Conocidos estos antecedentes históricos, técnicamente, censo es el conjunto de operaciones que consiste en recoger, recopilar, evaluar, analizar y divulgar de alguna u otra forma características habitacionales de los hogares y datos demográficos, económicos y sociales relativos a todos los habitantes de un país.
Luego de 12 años (el último censo fue en el 2010), Ecuador se encuentra inmerso en un censo cuyo objetivo es determinar la situación poblacional, habida cuenta que, en más de una década, mucha agua ha pasado bajo el puente y las cifras, como sabemos, tienen nuevas connotaciones, no solo numéricas.
Desde el 7 de noviembre -ya comenzó- hasta el 18 de diciembre los ecuatorianos pueden responder un cuestionario que comprende 61 preguntas, algunas de las cuales incluyen la identificación sexual, reciclaje de basura y hasta la tenencia de mascotas. Nada de esto había en el cuestionario del 2010.
Son preguntas —se estima que sus resultados estén para mayo del 2023— cuya respuesta no es una opinión sino un hecho objetivo, concreto.
Esa objetividad, sin embargo, parece diluirse cuando nos topamos con la pregunta número once, de la quinta sección. 11. Cómo se identifica según su cultura y costumbres: indígena; afroecuatoriano o afrodescendiente; negro, mulato, montuvio, mestizo, blanco u otro.

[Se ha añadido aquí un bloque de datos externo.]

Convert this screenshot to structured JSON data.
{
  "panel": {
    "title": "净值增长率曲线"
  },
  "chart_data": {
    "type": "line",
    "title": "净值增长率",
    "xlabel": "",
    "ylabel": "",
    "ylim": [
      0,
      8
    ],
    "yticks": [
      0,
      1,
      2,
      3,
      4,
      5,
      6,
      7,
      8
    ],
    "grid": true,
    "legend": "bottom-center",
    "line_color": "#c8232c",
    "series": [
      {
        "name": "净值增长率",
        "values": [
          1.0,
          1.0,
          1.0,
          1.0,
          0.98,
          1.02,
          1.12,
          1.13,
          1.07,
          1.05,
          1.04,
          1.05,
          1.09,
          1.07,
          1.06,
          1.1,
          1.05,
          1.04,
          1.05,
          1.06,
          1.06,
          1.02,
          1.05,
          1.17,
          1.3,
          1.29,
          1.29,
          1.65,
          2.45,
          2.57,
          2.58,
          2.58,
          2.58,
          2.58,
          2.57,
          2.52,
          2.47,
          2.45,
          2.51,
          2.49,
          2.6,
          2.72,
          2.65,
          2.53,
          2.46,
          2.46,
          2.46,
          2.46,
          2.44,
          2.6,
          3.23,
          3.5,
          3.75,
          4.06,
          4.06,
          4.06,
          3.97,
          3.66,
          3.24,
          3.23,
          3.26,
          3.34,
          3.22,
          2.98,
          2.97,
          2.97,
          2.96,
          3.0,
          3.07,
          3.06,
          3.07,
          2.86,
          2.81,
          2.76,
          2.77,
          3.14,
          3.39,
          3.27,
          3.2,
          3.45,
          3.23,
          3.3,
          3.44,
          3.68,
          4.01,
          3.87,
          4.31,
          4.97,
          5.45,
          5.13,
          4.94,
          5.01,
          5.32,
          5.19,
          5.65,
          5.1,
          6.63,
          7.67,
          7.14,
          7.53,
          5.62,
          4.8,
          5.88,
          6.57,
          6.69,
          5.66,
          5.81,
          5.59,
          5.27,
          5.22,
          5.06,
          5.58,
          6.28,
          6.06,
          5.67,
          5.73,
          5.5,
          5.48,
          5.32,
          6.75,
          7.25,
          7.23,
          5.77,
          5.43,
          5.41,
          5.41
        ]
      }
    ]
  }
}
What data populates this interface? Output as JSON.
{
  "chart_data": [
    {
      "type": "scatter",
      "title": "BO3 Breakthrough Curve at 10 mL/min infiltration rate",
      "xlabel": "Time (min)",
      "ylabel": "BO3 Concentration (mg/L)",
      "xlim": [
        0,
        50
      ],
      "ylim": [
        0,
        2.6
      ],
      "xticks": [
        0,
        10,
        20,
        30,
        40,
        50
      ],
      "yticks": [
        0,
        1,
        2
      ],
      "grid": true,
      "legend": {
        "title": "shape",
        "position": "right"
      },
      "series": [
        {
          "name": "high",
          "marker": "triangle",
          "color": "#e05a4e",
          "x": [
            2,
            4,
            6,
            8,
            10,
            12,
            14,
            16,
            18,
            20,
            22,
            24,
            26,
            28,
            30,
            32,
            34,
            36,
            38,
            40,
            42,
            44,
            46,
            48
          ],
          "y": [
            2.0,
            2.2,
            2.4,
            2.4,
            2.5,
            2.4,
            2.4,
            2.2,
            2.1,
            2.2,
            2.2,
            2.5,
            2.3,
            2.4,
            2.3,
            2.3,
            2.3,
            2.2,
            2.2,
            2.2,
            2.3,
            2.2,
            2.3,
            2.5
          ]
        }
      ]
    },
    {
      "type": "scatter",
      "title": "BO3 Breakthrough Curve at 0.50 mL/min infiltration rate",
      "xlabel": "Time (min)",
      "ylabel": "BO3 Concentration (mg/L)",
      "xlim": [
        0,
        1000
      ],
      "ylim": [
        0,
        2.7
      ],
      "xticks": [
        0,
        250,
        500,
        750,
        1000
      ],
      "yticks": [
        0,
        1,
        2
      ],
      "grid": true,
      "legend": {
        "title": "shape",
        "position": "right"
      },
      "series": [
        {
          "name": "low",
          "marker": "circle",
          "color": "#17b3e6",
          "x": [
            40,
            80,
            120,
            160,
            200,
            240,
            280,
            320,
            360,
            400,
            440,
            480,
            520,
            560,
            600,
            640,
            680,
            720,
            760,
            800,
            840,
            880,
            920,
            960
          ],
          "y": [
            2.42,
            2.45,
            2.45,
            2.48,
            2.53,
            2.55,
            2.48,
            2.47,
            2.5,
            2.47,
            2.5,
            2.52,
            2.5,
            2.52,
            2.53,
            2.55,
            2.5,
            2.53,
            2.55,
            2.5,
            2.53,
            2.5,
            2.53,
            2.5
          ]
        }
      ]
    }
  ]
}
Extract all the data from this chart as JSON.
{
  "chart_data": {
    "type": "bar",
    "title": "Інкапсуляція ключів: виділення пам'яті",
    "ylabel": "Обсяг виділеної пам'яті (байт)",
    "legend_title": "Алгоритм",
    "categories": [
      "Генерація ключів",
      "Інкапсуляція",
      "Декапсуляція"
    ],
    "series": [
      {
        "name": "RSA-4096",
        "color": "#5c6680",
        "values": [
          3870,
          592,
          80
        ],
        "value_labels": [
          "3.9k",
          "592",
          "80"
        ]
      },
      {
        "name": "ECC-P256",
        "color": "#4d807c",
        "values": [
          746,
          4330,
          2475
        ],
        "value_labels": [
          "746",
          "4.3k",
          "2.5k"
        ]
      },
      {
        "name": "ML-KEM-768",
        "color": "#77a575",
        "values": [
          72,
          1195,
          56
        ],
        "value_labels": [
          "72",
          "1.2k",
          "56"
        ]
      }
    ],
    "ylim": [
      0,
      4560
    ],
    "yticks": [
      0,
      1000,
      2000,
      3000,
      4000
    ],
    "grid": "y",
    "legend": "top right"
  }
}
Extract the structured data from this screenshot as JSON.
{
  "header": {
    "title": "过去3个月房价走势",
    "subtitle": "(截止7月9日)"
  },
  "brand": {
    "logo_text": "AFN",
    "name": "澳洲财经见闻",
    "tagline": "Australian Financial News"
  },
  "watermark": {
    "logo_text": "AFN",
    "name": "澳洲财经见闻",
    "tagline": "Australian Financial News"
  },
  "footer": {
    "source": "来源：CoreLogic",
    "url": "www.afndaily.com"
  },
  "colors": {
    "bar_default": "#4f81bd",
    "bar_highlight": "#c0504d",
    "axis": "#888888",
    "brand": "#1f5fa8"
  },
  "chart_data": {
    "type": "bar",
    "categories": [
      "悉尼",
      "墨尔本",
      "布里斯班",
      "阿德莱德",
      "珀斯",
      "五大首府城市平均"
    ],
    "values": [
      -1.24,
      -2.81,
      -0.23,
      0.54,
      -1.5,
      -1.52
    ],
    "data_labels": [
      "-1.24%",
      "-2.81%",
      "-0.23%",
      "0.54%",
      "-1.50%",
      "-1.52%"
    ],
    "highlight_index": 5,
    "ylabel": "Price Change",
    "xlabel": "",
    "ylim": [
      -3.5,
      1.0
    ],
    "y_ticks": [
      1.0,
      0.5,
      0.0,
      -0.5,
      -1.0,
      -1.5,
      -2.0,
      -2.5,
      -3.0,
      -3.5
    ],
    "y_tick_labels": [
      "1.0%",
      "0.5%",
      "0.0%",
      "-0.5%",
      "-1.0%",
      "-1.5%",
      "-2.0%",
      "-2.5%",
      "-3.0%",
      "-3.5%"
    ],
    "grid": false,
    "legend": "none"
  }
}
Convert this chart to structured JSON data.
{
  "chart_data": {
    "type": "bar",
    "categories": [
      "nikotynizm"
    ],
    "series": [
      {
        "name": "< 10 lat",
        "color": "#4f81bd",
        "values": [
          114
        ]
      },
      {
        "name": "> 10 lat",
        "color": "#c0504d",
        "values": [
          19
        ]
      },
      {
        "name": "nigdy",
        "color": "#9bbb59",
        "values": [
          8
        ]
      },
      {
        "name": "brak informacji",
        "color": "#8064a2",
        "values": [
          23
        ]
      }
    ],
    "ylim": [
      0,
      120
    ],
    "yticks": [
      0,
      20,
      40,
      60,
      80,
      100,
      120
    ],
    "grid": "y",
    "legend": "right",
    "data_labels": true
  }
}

Si se es afrodescendiente y al mismo tiempo negro, ¿en qué casillero se coloca la X? Y si se es montuvio y a la vez mulato y, por consiguiente, mestizo, ¿en dónde ponemos la X? Y si se es blanco y al mismo tiempo montuvio, ¿qué?
Ustedes dirán: pero la pregunta no se circunscribe al color de la piel sino a cómo nos autopercibimos culturalmente hablando, como cuando en el poema “Antojo”, de Adalberto Ortiz, la madre negra le dice a su hija: “si te casas con un blanco, tus hijos son casi blancos, tus hijos son casi negro, tus hijos ya no son nada”.
Si es así, ¿por qué consta en una de las opciones la palabra “negro”? Lo mismo sucede con blanco. Este último probablemente tenga algo de mestizo, pero ¿cómo se es culturalmente blanco?
Un blanco que se identifique con la marimba, el encocado, o la salsa, ¿dejaría de ser blanco por estas preferencias? Y, por el contrario, un negro que no guste de estos lenguajes identitarios, ¿dejaría de ser negro?
Complejo y riguroso definir qué nos caracteriza, qué nos representa, cuáles son nuestras “señas particulares”, tal como lo propuso Jorge Enrique Adoum en su ya célebre ensayo.
Reflexiono sobre todo esto porque luego de responder las preguntas del censo formuladas por el representante del INEC, coincidí con uno de mis vecinos en la calle y al preguntarle qué había respondido en “cómo se identifica”, dijo “blanco”, sin balbucear.
Sorprendida con su respuesta, le dije que yo deambulaba entre montuvia y mestiza. Montuvia porque mis padres habían nacido en la ruralidad de la costa y por consiguiente había sido criada con ciertas costumbres de esta población.
Mi vecino respondió categórico: tú eres blanca, todos aquí somos blancos porque así vivimos.
Y aquí ando, con mi blancura que no es tal —respondí mestiza— pensando en que mi vecino “sabe” de estructuras porque es arquitecto, o recordando aquel hecho curioso cuando un predicador evangélico, oriundo de la Sierra, de nombres Juan Duche, volvió de los Estados Unidos al cabo de 20 años al Ecuador y, cuando lo fueron a presentar, aferrado a su blancura y a sus ojos verdes, dijo, en voz baja: “hermano, presénteme como John Duy”.
Y los que no tienen noción de proyectos ni de planos, y por consiguiente no son expertos como Duche o mi vecino para identificarse con tal o cuál grupo, ¿dónde colocaron o colocarán la X?